One thing we know is that Chandler and his wife were very fussy people. It was easy for them to find something wrong with wherever they lived. More to the point, Chandler was a restless person whose many childhood moves with his mother -- first from the Midwest to England, and then to various residences in London -- set an early pattern of restlessness.

"I've always been a gypsy at heart, accustomed to a more nomadic lifestyle," he once wrote to English novelist W. Somerset Maugham. "I seem to require an ever-changing scene and new people.... I'm constantly seeking new places to stimulate me."

He wrote so perceptively about all segments of L.A. society -- cops and crooks, starlets and chiselers, the rich and the poor -- in part because he'd moved so freely around the city. And he used the locales in his stories.

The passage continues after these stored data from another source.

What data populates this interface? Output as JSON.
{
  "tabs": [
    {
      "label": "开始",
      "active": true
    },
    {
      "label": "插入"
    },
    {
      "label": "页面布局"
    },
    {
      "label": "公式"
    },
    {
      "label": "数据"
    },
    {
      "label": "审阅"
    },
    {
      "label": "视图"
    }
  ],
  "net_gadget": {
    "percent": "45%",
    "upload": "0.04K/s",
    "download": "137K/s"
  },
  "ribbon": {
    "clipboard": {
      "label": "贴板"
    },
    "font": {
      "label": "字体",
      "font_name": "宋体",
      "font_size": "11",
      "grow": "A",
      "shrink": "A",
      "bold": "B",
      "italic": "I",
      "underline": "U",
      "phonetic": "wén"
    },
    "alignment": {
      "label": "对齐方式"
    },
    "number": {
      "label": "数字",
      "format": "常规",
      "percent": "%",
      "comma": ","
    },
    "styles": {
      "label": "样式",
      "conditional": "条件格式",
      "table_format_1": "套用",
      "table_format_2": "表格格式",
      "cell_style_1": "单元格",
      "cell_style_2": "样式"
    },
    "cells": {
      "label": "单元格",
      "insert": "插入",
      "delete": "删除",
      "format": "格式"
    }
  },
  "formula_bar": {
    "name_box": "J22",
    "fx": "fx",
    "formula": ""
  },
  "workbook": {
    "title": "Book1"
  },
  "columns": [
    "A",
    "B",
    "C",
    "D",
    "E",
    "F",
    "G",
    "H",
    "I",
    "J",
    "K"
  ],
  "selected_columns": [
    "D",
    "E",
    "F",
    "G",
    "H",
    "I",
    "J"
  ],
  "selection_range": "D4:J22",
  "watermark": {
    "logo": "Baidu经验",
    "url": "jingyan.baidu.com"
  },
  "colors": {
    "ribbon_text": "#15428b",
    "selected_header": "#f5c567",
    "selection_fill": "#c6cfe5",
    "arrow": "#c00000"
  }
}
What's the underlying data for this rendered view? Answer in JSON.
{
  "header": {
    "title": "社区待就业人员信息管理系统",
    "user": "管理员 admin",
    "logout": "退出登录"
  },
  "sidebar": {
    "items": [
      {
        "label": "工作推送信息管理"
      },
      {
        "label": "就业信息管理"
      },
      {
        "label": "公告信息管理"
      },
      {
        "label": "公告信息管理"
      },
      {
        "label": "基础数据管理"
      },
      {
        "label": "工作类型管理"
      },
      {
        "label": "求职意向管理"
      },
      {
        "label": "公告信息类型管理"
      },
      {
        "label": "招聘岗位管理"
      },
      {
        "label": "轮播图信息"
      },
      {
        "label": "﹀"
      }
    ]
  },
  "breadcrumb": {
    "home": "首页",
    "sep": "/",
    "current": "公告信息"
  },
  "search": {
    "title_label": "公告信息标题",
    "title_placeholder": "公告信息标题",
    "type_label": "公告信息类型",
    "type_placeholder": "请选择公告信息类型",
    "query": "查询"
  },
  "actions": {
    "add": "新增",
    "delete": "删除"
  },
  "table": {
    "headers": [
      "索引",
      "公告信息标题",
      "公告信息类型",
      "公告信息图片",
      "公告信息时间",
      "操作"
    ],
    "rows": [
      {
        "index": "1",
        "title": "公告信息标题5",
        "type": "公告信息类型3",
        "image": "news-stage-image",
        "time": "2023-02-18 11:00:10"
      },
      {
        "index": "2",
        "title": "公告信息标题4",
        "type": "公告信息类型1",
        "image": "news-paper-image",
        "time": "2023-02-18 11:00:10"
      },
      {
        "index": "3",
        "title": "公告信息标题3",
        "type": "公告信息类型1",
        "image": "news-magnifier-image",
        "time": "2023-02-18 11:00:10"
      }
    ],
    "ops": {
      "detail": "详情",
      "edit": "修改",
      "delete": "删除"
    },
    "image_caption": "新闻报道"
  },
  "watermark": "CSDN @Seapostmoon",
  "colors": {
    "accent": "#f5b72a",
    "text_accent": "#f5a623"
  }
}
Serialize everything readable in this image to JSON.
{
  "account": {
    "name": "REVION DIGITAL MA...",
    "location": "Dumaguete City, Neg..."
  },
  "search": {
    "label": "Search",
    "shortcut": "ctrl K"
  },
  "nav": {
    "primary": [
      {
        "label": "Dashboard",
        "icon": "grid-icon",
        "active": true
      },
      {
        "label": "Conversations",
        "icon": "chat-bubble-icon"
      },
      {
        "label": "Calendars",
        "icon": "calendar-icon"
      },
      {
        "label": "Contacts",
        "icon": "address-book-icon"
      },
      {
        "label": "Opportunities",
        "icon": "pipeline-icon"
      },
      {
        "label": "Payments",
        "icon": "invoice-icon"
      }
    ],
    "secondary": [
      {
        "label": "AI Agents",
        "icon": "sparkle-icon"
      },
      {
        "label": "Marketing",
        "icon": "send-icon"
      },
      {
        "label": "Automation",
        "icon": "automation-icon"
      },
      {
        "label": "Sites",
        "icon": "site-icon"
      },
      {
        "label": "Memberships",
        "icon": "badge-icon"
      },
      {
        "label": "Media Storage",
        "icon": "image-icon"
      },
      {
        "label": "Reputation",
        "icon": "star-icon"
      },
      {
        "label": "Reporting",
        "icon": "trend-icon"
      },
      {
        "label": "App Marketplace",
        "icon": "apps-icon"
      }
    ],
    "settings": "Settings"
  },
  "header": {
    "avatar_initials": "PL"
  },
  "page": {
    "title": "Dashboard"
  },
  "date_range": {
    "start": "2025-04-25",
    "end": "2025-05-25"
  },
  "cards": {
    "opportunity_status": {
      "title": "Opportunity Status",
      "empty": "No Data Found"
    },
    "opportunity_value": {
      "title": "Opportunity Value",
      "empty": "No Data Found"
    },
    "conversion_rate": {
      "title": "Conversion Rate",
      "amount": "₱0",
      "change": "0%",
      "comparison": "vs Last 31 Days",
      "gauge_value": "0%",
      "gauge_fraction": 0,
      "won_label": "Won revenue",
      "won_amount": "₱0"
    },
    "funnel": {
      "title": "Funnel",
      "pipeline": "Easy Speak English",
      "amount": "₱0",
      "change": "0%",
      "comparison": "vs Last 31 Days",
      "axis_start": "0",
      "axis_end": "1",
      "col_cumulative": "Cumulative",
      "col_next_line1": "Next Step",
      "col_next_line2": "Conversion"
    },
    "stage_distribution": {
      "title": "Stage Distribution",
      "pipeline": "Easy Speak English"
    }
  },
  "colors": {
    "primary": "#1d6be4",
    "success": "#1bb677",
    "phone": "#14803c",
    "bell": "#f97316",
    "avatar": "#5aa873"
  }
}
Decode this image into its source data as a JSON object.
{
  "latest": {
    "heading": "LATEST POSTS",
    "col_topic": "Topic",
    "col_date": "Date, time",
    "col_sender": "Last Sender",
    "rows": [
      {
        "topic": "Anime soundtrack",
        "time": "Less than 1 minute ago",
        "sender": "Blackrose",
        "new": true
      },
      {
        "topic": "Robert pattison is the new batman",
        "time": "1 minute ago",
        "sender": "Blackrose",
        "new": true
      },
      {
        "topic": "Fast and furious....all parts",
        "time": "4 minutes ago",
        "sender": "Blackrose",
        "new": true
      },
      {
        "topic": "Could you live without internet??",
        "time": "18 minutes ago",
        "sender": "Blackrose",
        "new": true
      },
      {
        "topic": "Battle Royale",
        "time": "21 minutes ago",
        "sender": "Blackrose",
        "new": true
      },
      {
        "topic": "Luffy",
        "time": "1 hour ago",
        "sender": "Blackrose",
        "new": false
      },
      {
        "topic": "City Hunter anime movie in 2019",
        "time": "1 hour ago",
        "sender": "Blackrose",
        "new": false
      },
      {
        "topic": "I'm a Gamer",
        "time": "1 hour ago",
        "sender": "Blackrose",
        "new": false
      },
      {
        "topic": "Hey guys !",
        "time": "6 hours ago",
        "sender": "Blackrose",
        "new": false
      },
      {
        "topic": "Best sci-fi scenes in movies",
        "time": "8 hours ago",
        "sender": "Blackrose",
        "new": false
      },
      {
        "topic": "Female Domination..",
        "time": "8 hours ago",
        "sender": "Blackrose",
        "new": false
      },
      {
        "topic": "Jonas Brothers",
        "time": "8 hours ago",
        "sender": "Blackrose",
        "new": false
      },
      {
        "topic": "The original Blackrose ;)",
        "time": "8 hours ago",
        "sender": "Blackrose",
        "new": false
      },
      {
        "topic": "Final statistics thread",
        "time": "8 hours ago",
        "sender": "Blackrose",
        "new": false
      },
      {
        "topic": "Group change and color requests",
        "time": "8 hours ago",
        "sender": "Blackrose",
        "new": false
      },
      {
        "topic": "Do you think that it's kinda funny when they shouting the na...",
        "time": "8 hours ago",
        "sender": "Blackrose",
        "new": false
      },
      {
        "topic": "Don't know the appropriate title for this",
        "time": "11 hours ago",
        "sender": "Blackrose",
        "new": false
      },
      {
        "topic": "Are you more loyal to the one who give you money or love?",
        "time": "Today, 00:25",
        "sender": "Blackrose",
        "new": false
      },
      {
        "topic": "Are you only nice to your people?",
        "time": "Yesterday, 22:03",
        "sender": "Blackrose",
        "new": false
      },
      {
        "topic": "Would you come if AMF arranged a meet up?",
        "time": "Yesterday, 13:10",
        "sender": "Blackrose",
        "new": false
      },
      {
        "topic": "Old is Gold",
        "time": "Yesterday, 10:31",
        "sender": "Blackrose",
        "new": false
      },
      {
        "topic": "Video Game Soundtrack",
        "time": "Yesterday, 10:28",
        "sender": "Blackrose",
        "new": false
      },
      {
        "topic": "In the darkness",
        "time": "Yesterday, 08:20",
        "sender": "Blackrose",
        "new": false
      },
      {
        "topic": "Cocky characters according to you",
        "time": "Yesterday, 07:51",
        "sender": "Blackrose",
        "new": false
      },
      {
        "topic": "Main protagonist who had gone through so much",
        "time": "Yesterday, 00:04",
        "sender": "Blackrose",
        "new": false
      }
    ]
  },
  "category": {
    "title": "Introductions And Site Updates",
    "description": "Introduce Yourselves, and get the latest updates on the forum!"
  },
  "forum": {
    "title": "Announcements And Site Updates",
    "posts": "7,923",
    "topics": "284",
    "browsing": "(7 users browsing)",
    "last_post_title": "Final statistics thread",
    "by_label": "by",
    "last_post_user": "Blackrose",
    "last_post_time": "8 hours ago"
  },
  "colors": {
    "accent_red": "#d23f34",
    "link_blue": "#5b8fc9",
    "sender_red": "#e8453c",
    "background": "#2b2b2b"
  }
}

However, many of the places where Chandler lived in L.A. don't exist anymore. At least half have been replaced by something else. It seemed to me that in my search, I was discovering how Los Angeles is a city of architectural disposability, forever in the process of erasing its rather recent past.

Chandler's frequent moves were not the only unusual aspect of his life. Another was his unconventional marriage to a much older woman. He was 35 when he wed the newly divorced Cissy Pascal in 1924. Cissy was 53, although she listed her age as 43 on their marriage certificate, and it's generally believed that only later did Chandler discover he'd married a woman not eight years older, but 18.

Over the years, the couple grew increasingly reclusive and moved to places near downtown (many along the Wilshire corridor near the old Ambassador Hotel) and to Santa Monica, Brentwood, Redondo Beach, Hollywood, Pacific Palisades, the Fairfax district, Arcadia, Monrovia, mid-Wilshire and Silver Lake, plus Riverside, Big Bear, Idyllwild and Cathedral City.

Chandler began his life in L.A. in 1912, on Bonnie Brae Street, as the houseguest of the Warren Lloyd family -- wealthy Angelenos he'd met on the boat that brought him to America at the age of 24. The Lloyds convinced him that L.A. was a thriving city and suggested they'd help him get settled. Eventually Chandler took them up on their offer, and Warren found him a job as an accountant at the Los Angeles Creamery.

The Lloyds occupied a large house at 713 Bonnie Brae St., not far from MacArthur Park. What was once a fashionable neighborhood has become a hard-core urban residential area, with only a few Victorian-era mansions still standing. Where the Lloyds lived are now three small storefronts -- a Latino market, a hair salon and an evangelical church.

Chandler eventually moved to an apartment of his own, at the top of Angels Flight. His mother, Florence, came from England to live with him. The Angels Flight apartment is long gone, a victim of downtown redevelopment. So is the little bungalow court at 311 S. Loma Drive, where Chandler and his mother moved next. It's been replaced by a large low-income housing project.

But their next residence is still there, at 127 S. Vendome St., just east of Vermont between Beverly Boulevard and 2nd Street. This is where Cissy and her then husband, composer-musician Julian Pascal, were living when Chandler met the couple at a musical evening at the Lloyds' and fell in love with Cissy. It's also where his mother stayed while Chandler was away in France fighting in World War I, and where he lived for a while upon his return.

Shortly after he came back from the war, Chandler and Cissy declared their love for each other and Cissy divorced her husband. Chandler's mother did not approve of their relationship, however, and so they lived in separate apartments -- Chandler and his mother in Redondo Beach, and Cissy in nearby Huntington Beach, until Chandler's mother died four years later and they were able to marry. They moved back to the city center, to a double house at 2863 Leeward St., near Hoover and 8th streets -- a house that no longer exists.